Ferrybank () is a suburb of Waterford City in Ireland. Much of Ferrybank, or "the village" as it is referred to locally, is under the political jurisdiction of Waterford City and County Council and thus an area of administration for Waterford City, on the northern bank of the River Suir, extending into County Waterford. However, some parts of Ferrybank extend into County Kilkenny and are administered by Kilkenny County Council. There has been a long lasting boundary dispute between both jurisdictions, with debates and proposals ongoing for many decades.

Sport
Ferrybank hurling club won the Waterford Senior Hurling Championship in 1915, 1916 and 1919. Locky Byrne is an inter-county hurler who was from the area, and played for both the Waterford and Kilkenny teams in the 1930s and 1940s. Athletic events have been held in Ferrybank since 1869. Ferrybank AC members to represent Ireland include Brendan Quinn at the 1988 Olympics and Kelly Proper at the 2010 European Championships. Association footballer John O'Shea, of Manchester United and the Republic of Ireland national team, played underage football with Ferrybank AFC.

Ghost shopping centres
The Ross Abbey Town Centre Shopping Complex was built in 2008 at a cost of €7 million and was sold in 2013 for €225k. It remained empty for several years after it was constructed. In 2017 (nearly 10 years after the complex was completed) the discount retailer "Mr Price" opened a unit within the development.

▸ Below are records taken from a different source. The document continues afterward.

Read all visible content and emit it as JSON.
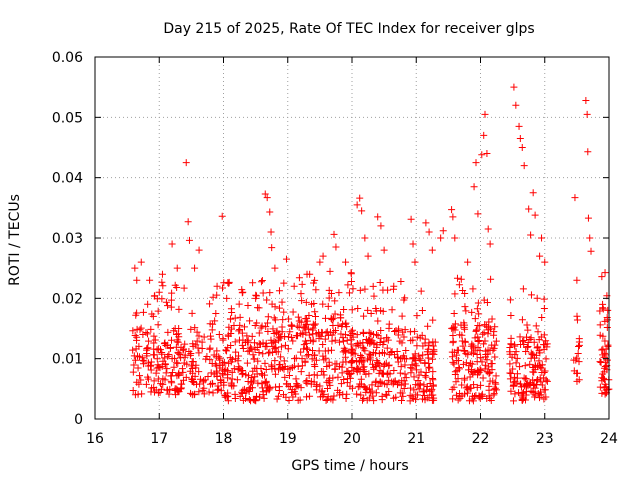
{
  "chart_data": {
    "type": "scatter",
    "title": "Day 215 of 2025, Rate Of TEC Index for receiver glps",
    "xlabel": "GPS time / hours",
    "ylabel": "ROTI / TECUs",
    "xlim": [
      16,
      24
    ],
    "ylim": [
      0,
      0.06
    ],
    "x_ticks": [
      16,
      17,
      18,
      19,
      20,
      21,
      22,
      23,
      24
    ],
    "x_tick_labels": [
      "16",
      "17",
      "18",
      "19",
      "20",
      "21",
      "22",
      "23",
      "24"
    ],
    "y_ticks": [
      0,
      0.01,
      0.02,
      0.03,
      0.04,
      0.05,
      0.06
    ],
    "y_tick_labels": [
      "0",
      "0.01",
      "0.02",
      "0.03",
      "0.04",
      "0.05",
      "0.06"
    ],
    "grid": true,
    "marker": "plus",
    "color": "#ff0000",
    "series": [
      {
        "name": "ROTI",
        "summary": "dense band mostly between 0.003 and 0.015 TECU/s, sparse excursions up to ~0.055",
        "clusters": [
          {
            "x_range": [
              16.58,
              17.95
            ],
            "base": [
              0.004,
              0.015
            ],
            "n": 230
          },
          {
            "x_range": [
              17.95,
              18.9
            ],
            "base": [
              0.003,
              0.016
            ],
            "n": 200
          },
          {
            "x_range": [
              18.9,
              20.0
            ],
            "base": [
              0.003,
              0.017
            ],
            "n": 230
          },
          {
            "x_range": [
              20.0,
              20.85
            ],
            "base": [
              0.003,
              0.015
            ],
            "n": 190
          },
          {
            "x_range": [
              20.9,
              21.3
            ],
            "base": [
              0.003,
              0.014
            ],
            "n": 90
          },
          {
            "x_range": [
              21.55,
              22.25
            ],
            "base": [
              0.003,
              0.016
            ],
            "n": 170
          },
          {
            "x_range": [
              22.45,
              23.05
            ],
            "base": [
              0.003,
              0.014
            ],
            "n": 140
          },
          {
            "x_range": [
              23.45,
              23.55
            ],
            "base": [
              0.006,
              0.014
            ],
            "n": 14
          },
          {
            "x_range": [
              23.85,
              24.0
            ],
            "base": [
              0.004,
              0.017
            ],
            "n": 45
          }
        ],
        "spikes": [
          [
            16.62,
            0.025
          ],
          [
            16.65,
            0.023
          ],
          [
            16.72,
            0.026
          ],
          [
            16.85,
            0.023
          ],
          [
            17.0,
            0.021
          ],
          [
            17.05,
            0.024
          ],
          [
            17.2,
            0.029
          ],
          [
            17.28,
            0.025
          ],
          [
            17.42,
            0.0425
          ],
          [
            17.45,
            0.0327
          ],
          [
            17.47,
            0.0296
          ],
          [
            17.55,
            0.025
          ],
          [
            17.62,
            0.028
          ],
          [
            17.9,
            0.022
          ],
          [
            17.98,
            0.0336
          ],
          [
            18.05,
            0.02
          ],
          [
            18.3,
            0.021
          ],
          [
            18.5,
            0.02
          ],
          [
            18.65,
            0.0373
          ],
          [
            18.68,
            0.0367
          ],
          [
            18.72,
            0.0343
          ],
          [
            18.74,
            0.031
          ],
          [
            18.75,
            0.0284
          ],
          [
            18.8,
            0.025
          ],
          [
            18.98,
            0.0265
          ],
          [
            19.1,
            0.022
          ],
          [
            19.3,
            0.024
          ],
          [
            19.5,
            0.026
          ],
          [
            19.55,
            0.027
          ],
          [
            19.72,
            0.0306
          ],
          [
            19.75,
            0.0285
          ],
          [
            19.9,
            0.026
          ],
          [
            20.08,
            0.0355
          ],
          [
            20.12,
            0.0366
          ],
          [
            20.15,
            0.0345
          ],
          [
            20.2,
            0.03
          ],
          [
            20.25,
            0.027
          ],
          [
            20.4,
            0.0335
          ],
          [
            20.45,
            0.032
          ],
          [
            20.5,
            0.028
          ],
          [
            20.65,
            0.022
          ],
          [
            20.92,
            0.0331
          ],
          [
            20.95,
            0.029
          ],
          [
            20.98,
            0.026
          ],
          [
            21.15,
            0.0325
          ],
          [
            21.2,
            0.031
          ],
          [
            21.25,
            0.028
          ],
          [
            21.38,
            0.03
          ],
          [
            21.42,
            0.0312
          ],
          [
            21.55,
            0.0347
          ],
          [
            21.57,
            0.0335
          ],
          [
            21.6,
            0.03
          ],
          [
            21.8,
            0.026
          ],
          [
            21.9,
            0.0385
          ],
          [
            21.93,
            0.0425
          ],
          [
            21.96,
            0.034
          ],
          [
            22.02,
            0.0438
          ],
          [
            22.05,
            0.047
          ],
          [
            22.07,
            0.0505
          ],
          [
            22.1,
            0.044
          ],
          [
            22.12,
            0.0315
          ],
          [
            22.15,
            0.029
          ],
          [
            22.52,
            0.055
          ],
          [
            22.55,
            0.052
          ],
          [
            22.6,
            0.0485
          ],
          [
            22.62,
            0.0465
          ],
          [
            22.65,
            0.045
          ],
          [
            22.68,
            0.042
          ],
          [
            22.75,
            0.0348
          ],
          [
            22.78,
            0.0305
          ],
          [
            22.82,
            0.0375
          ],
          [
            22.85,
            0.0338
          ],
          [
            22.92,
            0.027
          ],
          [
            22.95,
            0.03
          ],
          [
            23.0,
            0.026
          ],
          [
            23.47,
            0.0367
          ],
          [
            23.5,
            0.023
          ],
          [
            23.64,
            0.0528
          ],
          [
            23.66,
            0.0505
          ],
          [
            23.67,
            0.0443
          ],
          [
            23.68,
            0.0333
          ],
          [
            23.7,
            0.03
          ],
          [
            23.72,
            0.0278
          ],
          [
            23.9,
            0.019
          ],
          [
            23.98,
            0.018
          ]
        ]
      }
    ]
  }
}
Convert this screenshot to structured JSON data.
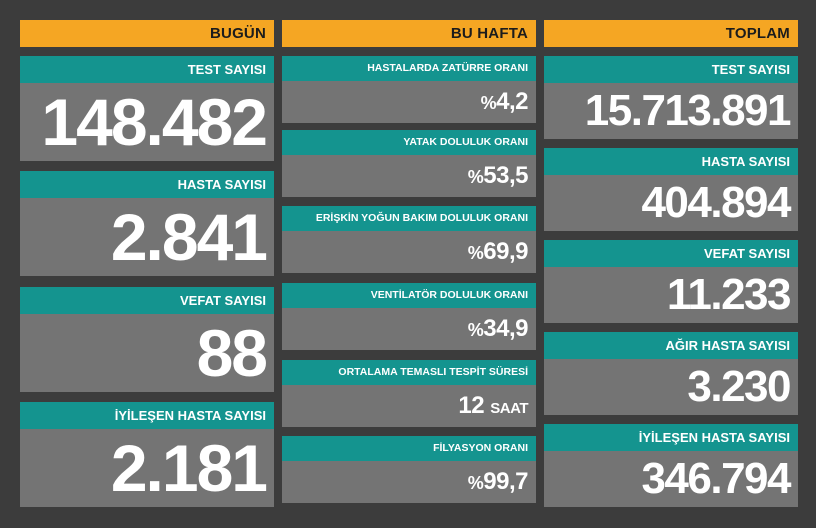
{
  "today": {
    "header": "BUGÜN",
    "items": [
      {
        "label": "TEST SAYISI",
        "value": "148.482"
      },
      {
        "label": "HASTA SAYISI",
        "value": "2.841"
      },
      {
        "label": "VEFAT SAYISI",
        "value": "88"
      },
      {
        "label": "İYİLEŞEN HASTA SAYISI",
        "value": "2.181"
      }
    ]
  },
  "week": {
    "header": "BU HAFTA",
    "items": [
      {
        "label": "HASTALARDA ZATÜRRE ORANI",
        "prefix": "%",
        "value": "4,2"
      },
      {
        "label": "YATAK DOLULUK ORANI",
        "prefix": "%",
        "value": "53,5"
      },
      {
        "label": "ERİŞKİN YOĞUN BAKIM DOLULUK ORANI",
        "prefix": "%",
        "value": "69,9"
      },
      {
        "label": "VENTİLATÖR DOLULUK ORANI",
        "prefix": "%",
        "value": "34,9"
      },
      {
        "label": "ORTALAMA TEMASLI TESPİT SÜRESİ",
        "value": "12",
        "unit": "SAAT"
      },
      {
        "label": "FİLYASYON ORANI",
        "prefix": "%",
        "value": "99,7"
      }
    ]
  },
  "total": {
    "header": "TOPLAM",
    "items": [
      {
        "label": "TEST SAYISI",
        "value": "15.713.891"
      },
      {
        "label": "HASTA SAYISI",
        "value": "404.894"
      },
      {
        "label": "VEFAT SAYISI",
        "value": "11.233"
      },
      {
        "label": "AĞIR HASTA SAYISI",
        "value": "3.230"
      },
      {
        "label": "İYİLEŞEN HASTA SAYISI",
        "value": "346.794"
      }
    ]
  },
  "colors": {
    "background": "#3c3c3c",
    "header": "#f5a623",
    "label": "#14948f",
    "panel": "#747474"
  }
}
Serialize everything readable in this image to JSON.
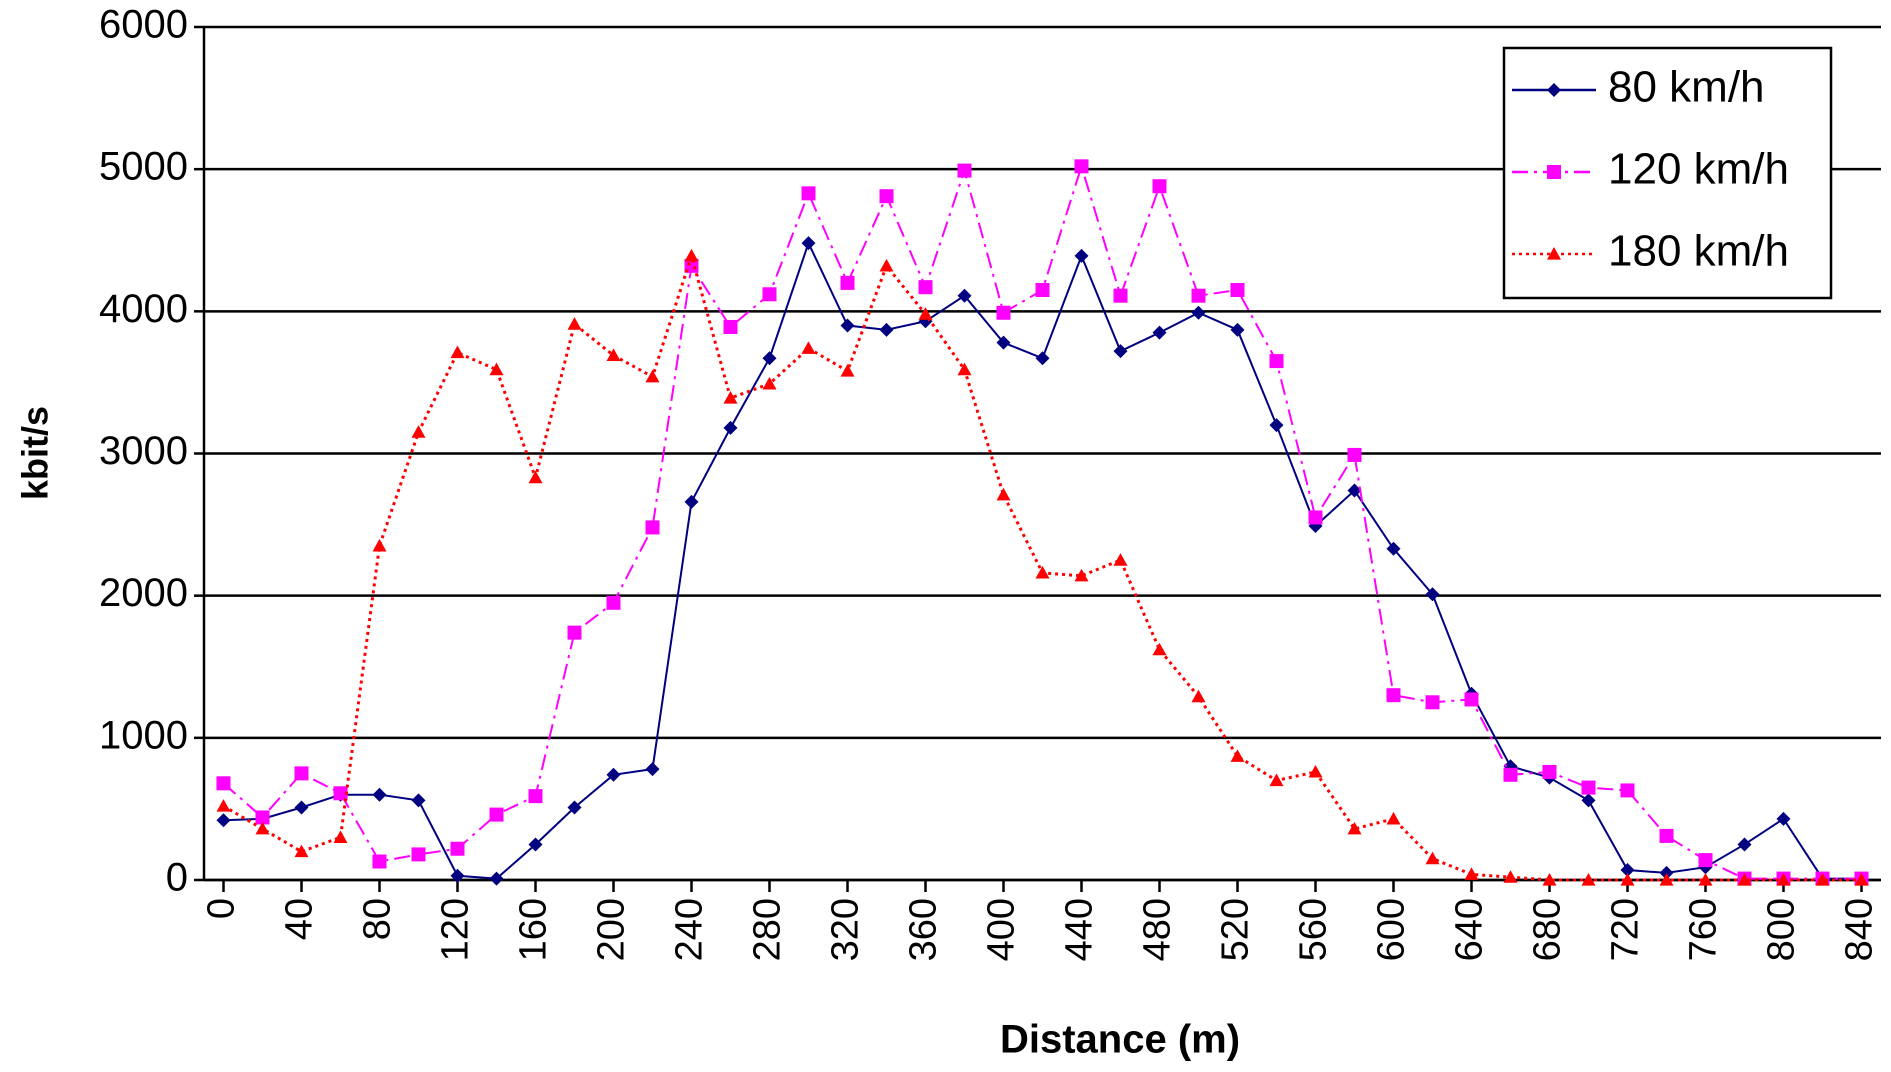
{
  "chart_data": {
    "type": "line",
    "x_label": "Distance (m)",
    "y_label": "kbit/s",
    "x": [
      0,
      20,
      40,
      60,
      80,
      100,
      120,
      140,
      160,
      180,
      200,
      220,
      240,
      260,
      280,
      300,
      320,
      340,
      360,
      380,
      400,
      420,
      440,
      460,
      480,
      500,
      520,
      540,
      560,
      580,
      600,
      620,
      640,
      660,
      680,
      700,
      720,
      740,
      760,
      780,
      800,
      820,
      840
    ],
    "series": [
      {
        "name": "80 km/h",
        "color": "#000080",
        "marker": "diamond",
        "dash": "solid",
        "values": [
          420,
          430,
          510,
          600,
          600,
          560,
          30,
          10,
          250,
          510,
          740,
          780,
          2660,
          3180,
          3670,
          4480,
          3900,
          3870,
          3930,
          4110,
          3780,
          3670,
          4390,
          3720,
          3850,
          3990,
          3870,
          3200,
          2490,
          2740,
          2330,
          2010,
          1310,
          800,
          720,
          560,
          70,
          50,
          90,
          250,
          430,
          10,
          10
        ]
      },
      {
        "name": "120 km/h",
        "color": "#ff00ff",
        "marker": "square",
        "dash": "dashdot",
        "values": [
          680,
          440,
          750,
          610,
          130,
          180,
          220,
          460,
          590,
          1740,
          1950,
          2480,
          4320,
          3890,
          4120,
          4830,
          4200,
          4810,
          4170,
          4990,
          3990,
          4150,
          5020,
          4110,
          4880,
          4110,
          4150,
          3650,
          2550,
          2990,
          1300,
          1250,
          1270,
          740,
          760,
          650,
          630,
          310,
          140,
          10,
          10,
          10,
          10
        ]
      },
      {
        "name": "180 km/h",
        "color": "#ff0000",
        "marker": "triangle",
        "dash": "dotted",
        "values": [
          520,
          360,
          200,
          300,
          2350,
          3150,
          3710,
          3590,
          2830,
          3910,
          3690,
          3540,
          4390,
          3390,
          3490,
          3740,
          3580,
          4320,
          3980,
          3590,
          2710,
          2160,
          2140,
          2250,
          1620,
          1290,
          870,
          700,
          760,
          360,
          430,
          150,
          40,
          20,
          0,
          0,
          0,
          0,
          0,
          0,
          0,
          0,
          0
        ]
      }
    ],
    "xlim": [
      -10,
      850
    ],
    "xticks": [
      0,
      40,
      80,
      120,
      160,
      200,
      240,
      280,
      320,
      360,
      400,
      440,
      480,
      520,
      560,
      600,
      640,
      680,
      720,
      760,
      800,
      840
    ],
    "ylim": [
      0,
      6000
    ],
    "yticks": [
      0,
      1000,
      2000,
      3000,
      4000,
      5000,
      6000
    ],
    "grid": true,
    "legend": "top-right"
  }
}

The Ferrybank Shopping Centre on the south Kilkenny/Waterford border was completed in 2008 at a cost of €100m. It never opened, due to the failure of Dunnes Stores to take up its planned anchor tenancy, and (as of late 2022) remained closed. While containing no retail outlets, part of the development has housed a local library and county council office.

People
 Donal Foley, a writer and editor at The Irish Times, grew up in Ferrybank
 John O'Shea, former international footballer, lived and went to school in Ferrybank.